Discovering Problems

  • Think in the problem space (HOW) than solution space (WHAT)
  • When thinking of how to help astronauts in space write, don’t design a zero gravity pen; think of pencils and voice recorders too. You’re trying to record notes as the problem, not just iterating on the existing solution of a pen.
  • Expand your view of the competitive landscape beyond companies doing the same thing. Turbo Tax competes with pen and paper, not just other companies considered a digital competitor.
  • Dog fooding : testing your own product internally as a proxy for external customer testing
  • Problem space : customer benefits from user's perspective
  • Solution space : features list
  • The product team’s job is to identify customer needs and benefits.
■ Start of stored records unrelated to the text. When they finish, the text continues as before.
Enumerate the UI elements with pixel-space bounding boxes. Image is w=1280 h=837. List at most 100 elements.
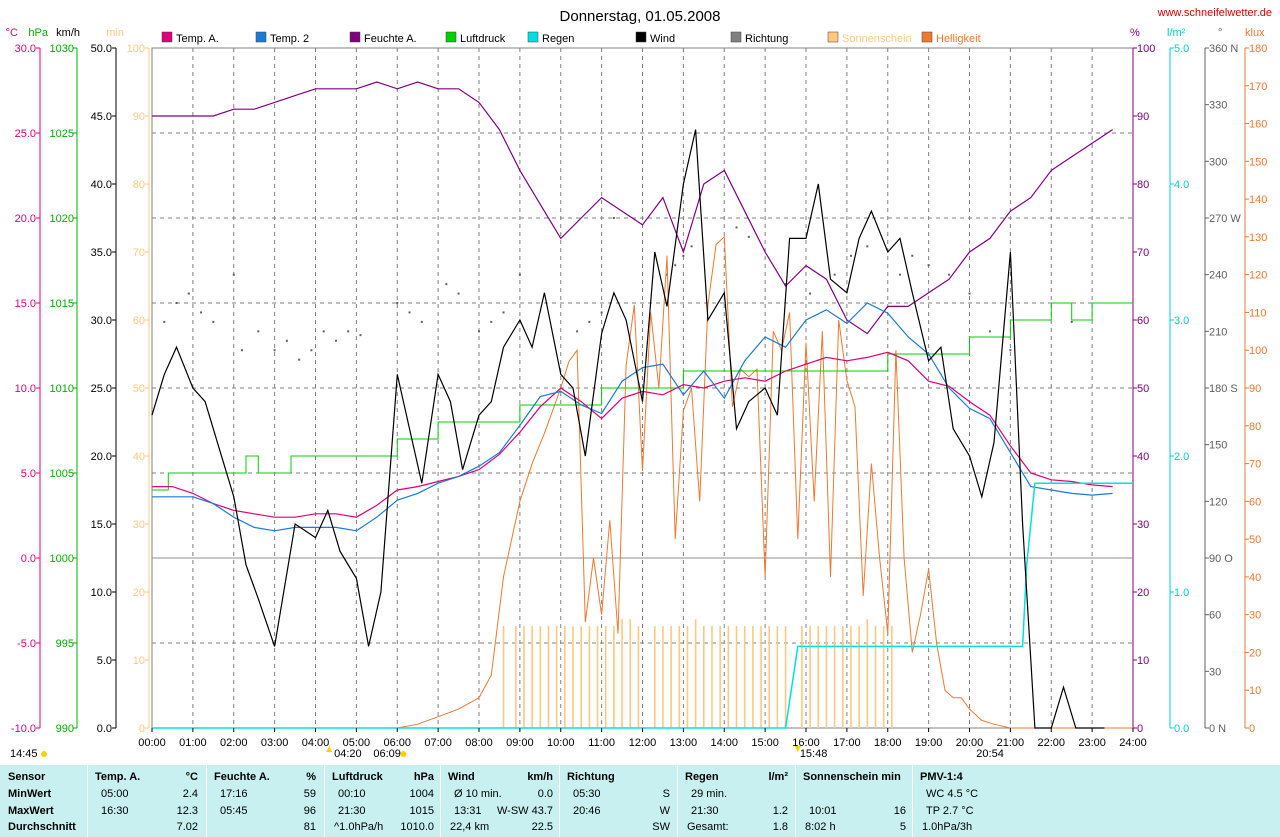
axis-tick-label-temp: 10.0: [15, 383, 36, 395]
stat-avg-value: 7.02: [176, 821, 198, 833]
stat-header: Richtung: [567, 771, 615, 783]
x-tick-label: 19:00: [915, 737, 943, 749]
direction-point: [359, 334, 362, 337]
direction-point: [612, 217, 615, 219]
direction-point: [518, 273, 521, 276]
axis-unit-temp: °C: [6, 27, 18, 39]
direction-point: [682, 254, 685, 257]
axis-tick-label-pressure: 1000: [50, 553, 74, 565]
axis-tick-label-dir: 240: [1209, 270, 1227, 282]
stat-min-time: Ø 10 min.: [454, 788, 502, 800]
axis-tick-label-pressure: 1010: [50, 383, 74, 395]
stat-max-value: W-SW 43.7: [496, 805, 553, 817]
direction-point: [1009, 349, 1012, 352]
axis-unit-humidity: %: [1130, 27, 1140, 39]
x-tick-label: 08:00: [465, 737, 493, 749]
direction-point: [396, 302, 399, 304]
axis-tick-label-wind: 10.0: [91, 587, 112, 599]
stat-min-time: 00:10: [338, 788, 366, 800]
axis-tick-label-light: 80: [1249, 421, 1261, 433]
site-link[interactable]: www.schneifelwetter.de: [1157, 7, 1272, 19]
chart-grid: [152, 48, 1133, 728]
x-tick-label: 14:00: [710, 737, 738, 749]
axis-tick-label-light: 130: [1249, 232, 1267, 244]
axis-tick-label-pressure: 1020: [50, 213, 74, 225]
axis-tick-label-wind: 35.0: [91, 247, 112, 259]
stat-avg-label: Gesamt:: [687, 821, 729, 833]
legend-label: Richtung: [745, 33, 788, 45]
x-tick-label: 07:00: [424, 737, 452, 749]
direction-point: [457, 292, 460, 295]
series-luftdruck: [152, 302, 1133, 491]
axis-tick-label-light: 10: [1249, 685, 1261, 697]
stat-max-time: 05:45: [220, 805, 248, 817]
sunset-marker: [794, 746, 801, 752]
chart-legend: Temp. A. Temp. 2 Feuchte A. Luftdruck Regen W…: [161, 31, 981, 45]
stat-avg-label: 22,4 km: [450, 821, 490, 833]
stat-min-time: 29 min.: [691, 788, 728, 800]
axis-tick-label-humidity: 10: [1137, 655, 1149, 667]
series-sonnenschein: [502, 619, 893, 728]
direction-point: [200, 311, 203, 314]
x-tick-label: 04:00: [302, 737, 330, 749]
axis-tick-label-wind: 30.0: [91, 315, 112, 327]
direction-point: [445, 283, 448, 286]
axis-unit-dir: °: [1218, 27, 1222, 39]
direction-point: [175, 302, 178, 304]
chart-title: Donnerstag, 01.05.2008: [560, 8, 721, 25]
stat-max-value: 12.3: [176, 805, 198, 817]
stat-min-time: WC 4.5 °C: [926, 788, 979, 800]
axis-tick-label-temp: 15.0: [15, 298, 36, 310]
axis-tick-label-light: 50: [1249, 534, 1261, 546]
axis-tick-label-dir: 90 O: [1209, 553, 1233, 565]
axis-unit-pressure: hPa: [28, 27, 48, 39]
stat-avg-value: 1010.0: [400, 821, 434, 833]
axis-tick-label-dir: 270 W: [1209, 213, 1241, 225]
stat-unit: l/m²: [768, 771, 788, 783]
axis-tick-label-humidity: 100: [1137, 43, 1155, 55]
legend-label: Helligkeit: [936, 33, 981, 45]
stat-header: Sonnenschein min: [803, 771, 901, 783]
axis-tick-label-light: 180: [1249, 43, 1267, 55]
direction-point: [576, 330, 579, 333]
column-divider: [559, 765, 560, 837]
sun-dot: [400, 751, 407, 757]
axis-tick-label-dir: 360 N: [1209, 43, 1238, 55]
axis-tick-label-light: 110: [1249, 307, 1267, 319]
stat-header: Feuchte A.: [214, 771, 270, 783]
direction-point: [911, 254, 914, 257]
axis-tick-label-humidity: 40: [1137, 451, 1149, 463]
axis-tick-label-rain: 1.0: [1174, 587, 1189, 599]
direction-point: [735, 226, 738, 229]
direction-point: [1070, 320, 1073, 323]
x-tick-label: 06:00: [383, 737, 411, 749]
axis-tick-label-wind: 40.0: [91, 179, 112, 191]
direction-point: [988, 330, 991, 333]
axis-tick-label-dir: 210: [1209, 326, 1227, 338]
stat-avg-value: 81: [303, 821, 316, 833]
axis-tick-label-light: 20: [1249, 647, 1261, 659]
x-tick-label: 00:00: [138, 737, 166, 749]
direction-point: [968, 292, 971, 295]
sunset-label-a: 15:48: [800, 748, 828, 760]
axis-tick-label-light: 160: [1249, 119, 1267, 131]
row-label: MaxWert: [8, 805, 54, 817]
stat-min-value: 2.4: [182, 788, 198, 800]
axis-tick-label-pressure: 995: [56, 638, 74, 650]
axis-unit-light: klux: [1245, 27, 1265, 39]
row-label: Sensor: [8, 771, 46, 783]
x-tick-label: 05:00: [343, 737, 371, 749]
axis-tick-label-light: 70: [1249, 459, 1261, 471]
axis-tick-label-sun: 100: [127, 43, 145, 55]
direction-point: [298, 358, 301, 361]
stat-unit: hPa: [413, 771, 434, 783]
stat-min-time: 17:16: [220, 788, 248, 800]
x-axis: 00:00 01:00 02:00 03:00 04:00 05:00 06:00 07:00…: [10, 728, 1147, 760]
x-tick-label: 23:00: [1078, 737, 1106, 749]
axis-tick-label-humidity: 90: [1137, 111, 1149, 123]
direction-point: [600, 311, 603, 314]
axis-tick-label-dir: 60: [1209, 610, 1221, 622]
series-richtung: [163, 217, 1073, 361]
column-divider: [677, 765, 678, 837]
x-tick-label: 20:00: [956, 737, 984, 749]
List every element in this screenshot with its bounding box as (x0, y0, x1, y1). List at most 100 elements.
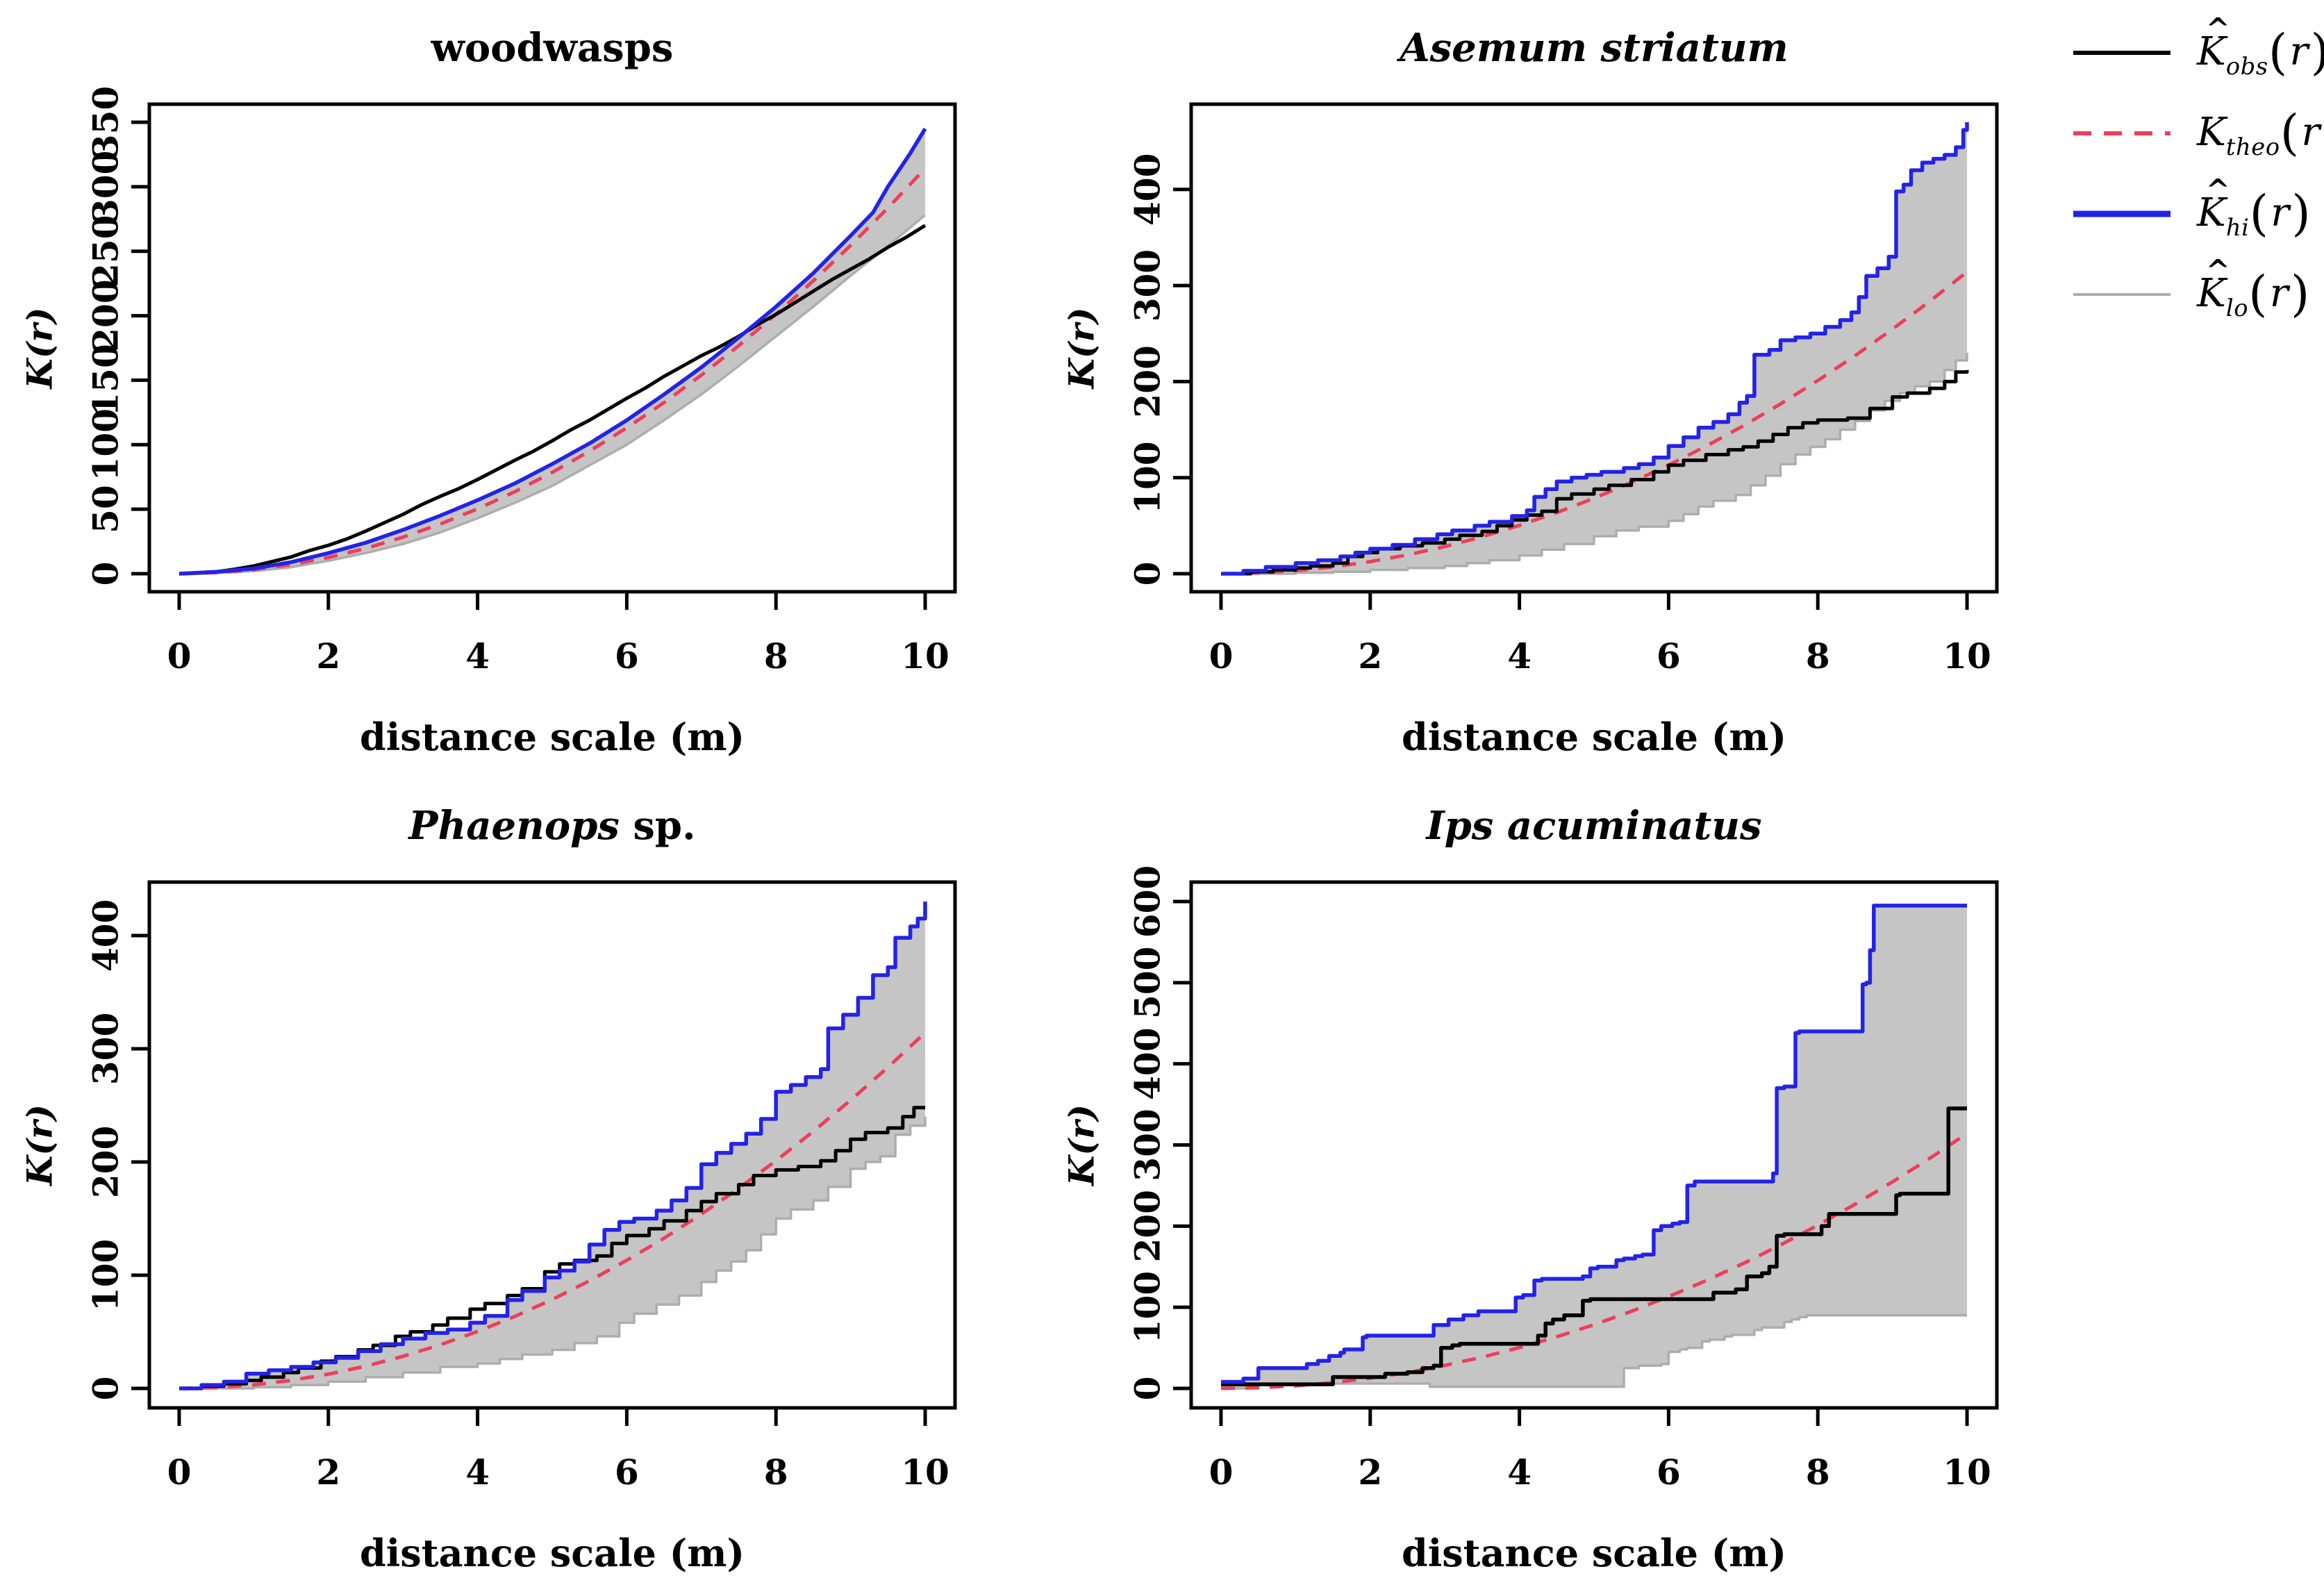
chart-woodwasps: 0 2 4 6 8 10050100150200250300350woodwaspsdis… (19, 25, 957, 759)
series-theo-line (1220, 1131, 1968, 1390)
legend-line-sample-lo (2073, 293, 2171, 296)
series-theo-line (179, 1031, 927, 1390)
legend-line-sample-obs (2073, 51, 2171, 55)
plot-box (147, 880, 957, 1410)
legend-line-sample-theo (2073, 131, 2171, 135)
series-theo-line (1220, 270, 1968, 576)
legend-item-K-hi: ^ Khi(r) (2073, 173, 2323, 242)
x-tick-label: 2 (1358, 636, 1382, 676)
x-tick-label: 10 (1943, 1452, 1991, 1493)
x-tick-label: 6 (1657, 1452, 1681, 1493)
x-tick-label: 8 (764, 1452, 788, 1493)
y-tick-label: 400 (85, 899, 126, 972)
y-axis-label: K(r) (1061, 307, 1102, 390)
legend-line-sample-hi (2073, 210, 2171, 217)
x-axis-label: distance scale (m) (1402, 715, 1786, 759)
y-tick-label: 200 (85, 1126, 126, 1198)
x-tick-label: 0 (1209, 1452, 1234, 1493)
x-tick-label: 0 (167, 1452, 192, 1493)
y-tick-label: 100 (85, 408, 126, 481)
x-axis-label: distance scale (m) (1402, 1531, 1786, 1575)
series-hi-line (179, 902, 927, 1390)
y-tick-label: 400 (1127, 153, 1168, 226)
x-tick-label: 0 (1209, 636, 1234, 676)
x-tick-label: 10 (901, 636, 949, 676)
y-tick-label: 300 (1127, 249, 1168, 322)
legend-item-K-obs: ^Kobs(r) (2073, 12, 2324, 81)
x-tick-label: 4 (1507, 1452, 1532, 1493)
x-tick-label: 2 (1358, 1452, 1382, 1493)
y-tick-label: 50 (85, 485, 126, 533)
series-lo-line (179, 214, 927, 575)
confidence-band (179, 902, 925, 1388)
legend-label-lo: ^ Klo(r) (2197, 254, 2310, 322)
x-tick-label: 10 (901, 1452, 949, 1493)
legend-label-theo: Ktheo(r) (2197, 103, 2324, 161)
y-tick-label: 400 (1127, 1027, 1168, 1099)
series-theo-line (179, 167, 927, 576)
x-tick-label: 6 (1657, 636, 1681, 676)
x-tick-label: 4 (465, 636, 490, 676)
x-tick-label: 6 (615, 1452, 639, 1493)
x-tick-label: 2 (316, 1452, 340, 1493)
hat-accent: ^ (2205, 254, 2230, 288)
chart-title: Ips acuminatus (1425, 803, 1761, 849)
y-tick-label: 200 (1127, 1190, 1168, 1262)
y-tick-label: 300 (1127, 1109, 1168, 1181)
series-hi-line (1221, 122, 1969, 576)
y-tick-label: 350 (85, 86, 126, 158)
x-tick-label: 8 (1806, 1452, 1830, 1493)
y-tick-label: 150 (85, 344, 126, 416)
legend-label-obs: ^Kobs(r) (2197, 12, 2324, 81)
y-tick-label: 600 (1127, 865, 1168, 938)
x-axis-label: distance scale (m) (360, 1531, 745, 1575)
y-tick-label: 300 (85, 1013, 126, 1085)
plot-box (1189, 102, 1999, 594)
series-lo-line (1221, 1314, 1967, 1390)
hat-accent: ^ (2205, 173, 2230, 208)
y-tick-label: 0 (85, 562, 126, 586)
x-tick-label: 8 (764, 636, 788, 676)
series-obs-line (179, 224, 927, 576)
x-tick-label: 0 (167, 636, 192, 676)
x-tick-label: 2 (316, 636, 340, 676)
chart-title: Asemum striatum (1396, 25, 1788, 71)
y-axis-label: K(r) (1061, 1104, 1102, 1187)
series-obs-line (1221, 1106, 1967, 1386)
y-tick-label: 100 (85, 1239, 126, 1311)
plot-box (147, 102, 957, 594)
confidence-band (1221, 122, 1967, 574)
x-tick-label: 6 (615, 636, 639, 676)
confidence-band (179, 128, 925, 574)
legend-label-hi: ^ Khi(r) (2197, 173, 2311, 242)
y-tick-label: 100 (1127, 442, 1168, 514)
charts-grid: 0 2 4 6 8 10 0 50 100 150 200 250 300 350 woodwasps dis… (19, 25, 1999, 1575)
confidence-band (1221, 905, 1967, 1388)
x-tick-label: 8 (1806, 636, 1830, 676)
x-tick-label: 10 (1943, 636, 1991, 676)
legend-item-K-lo: ^ Klo(r) (2073, 254, 2323, 322)
series-hi-line (1221, 904, 1967, 1384)
y-tick-label: 500 (1127, 947, 1168, 1019)
x-tick-label: 4 (465, 1452, 490, 1493)
legend-item-K-theo: Ktheo(r) (2073, 103, 2324, 161)
series-obs-line (179, 1106, 925, 1390)
y-tick-label: 250 (85, 215, 126, 288)
y-tick-label: 0 (1127, 1377, 1168, 1401)
chart-title: Phaenops sp. (407, 803, 695, 849)
x-axis-label: distance scale (m) (360, 715, 745, 759)
y-tick-label: 200 (1127, 345, 1168, 417)
y-axis-label: K(r) (19, 307, 60, 390)
legend: ^Kobs(r) Ktheo(r) ^Khi(r) ^Klo(r) (2073, 12, 2324, 350)
series-lo-line (179, 1116, 927, 1390)
y-tick-label: 300 (85, 151, 126, 223)
hat-accent: ^ (2205, 12, 2230, 47)
y-tick-label: 0 (1127, 562, 1168, 586)
x-tick-label: 4 (1507, 636, 1532, 676)
y-tick-label: 0 (85, 1377, 126, 1401)
chart-title: woodwasps (431, 25, 674, 71)
y-tick-label: 200 (85, 279, 126, 351)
It’s not the customer’s job since they likely won’t articulate it precisely for themselves or know in advance until they see something that meets the need.
  • Good ideas come from everywhere. Get engineers in the design phase and product managers in the QA phase.
  • Strategy is also deciding what not to do. Steve Jobs was proud of what was chosen not to do. That’s innovation.

Users

  • Differentiate between target buyer vs target customer (For example, a parent buys something for their child).
  • Make sure your persona is a real representative person (2 children, not 2.3 children). Use 2 or 3 children depending on which is a more meaningful representation of users. Include psychographic attributes, not just demographics.
  • If you’re not sure of target customer demographics, hypothesize customer traits then use customer discovery interviews/ethnographies to test those hypotheses. You need numerous rounds of iterative customer discovery to refine.
  • User research should be first-hand immersive. Don’t use others’ notes. Like the difference between watching sports live and reading about it the next day in the paper.
  • Focus groups -> groupthink

Executing

  • ROI = (return — initial) / initial investment. Estimation precision isn’t critical. Just enough to help you make a decision
  • Do smaller work first to get feedback faster
  • You won’t get credit for having a valuable feature if users can’t find it or figure out how to use it
  • There’s power in naming. Name a persona — what would Nancy want? Name a product — Spanx!

Design

  • Squint or blur image of the product to understand visual hierarchy by color and location without reading the labels of the items.
  • Value the power of white space in acting as a key design element
  • Design for a variety of screens is a challenge of product design (as compared to print graphic design on set size of paper). Use mobile-first design to prioritize the most important elements. Also, design mobile and web in parallel to maintain consistency across platforms
  • Product copy is important to usability; marketing copy is important to conversion rate

Measuring success

  • You can’t manage what you don’t measure
  • Success can also be the absence of previous complaints. You won’t usually receive customer feedback involuntarily when the product is done well.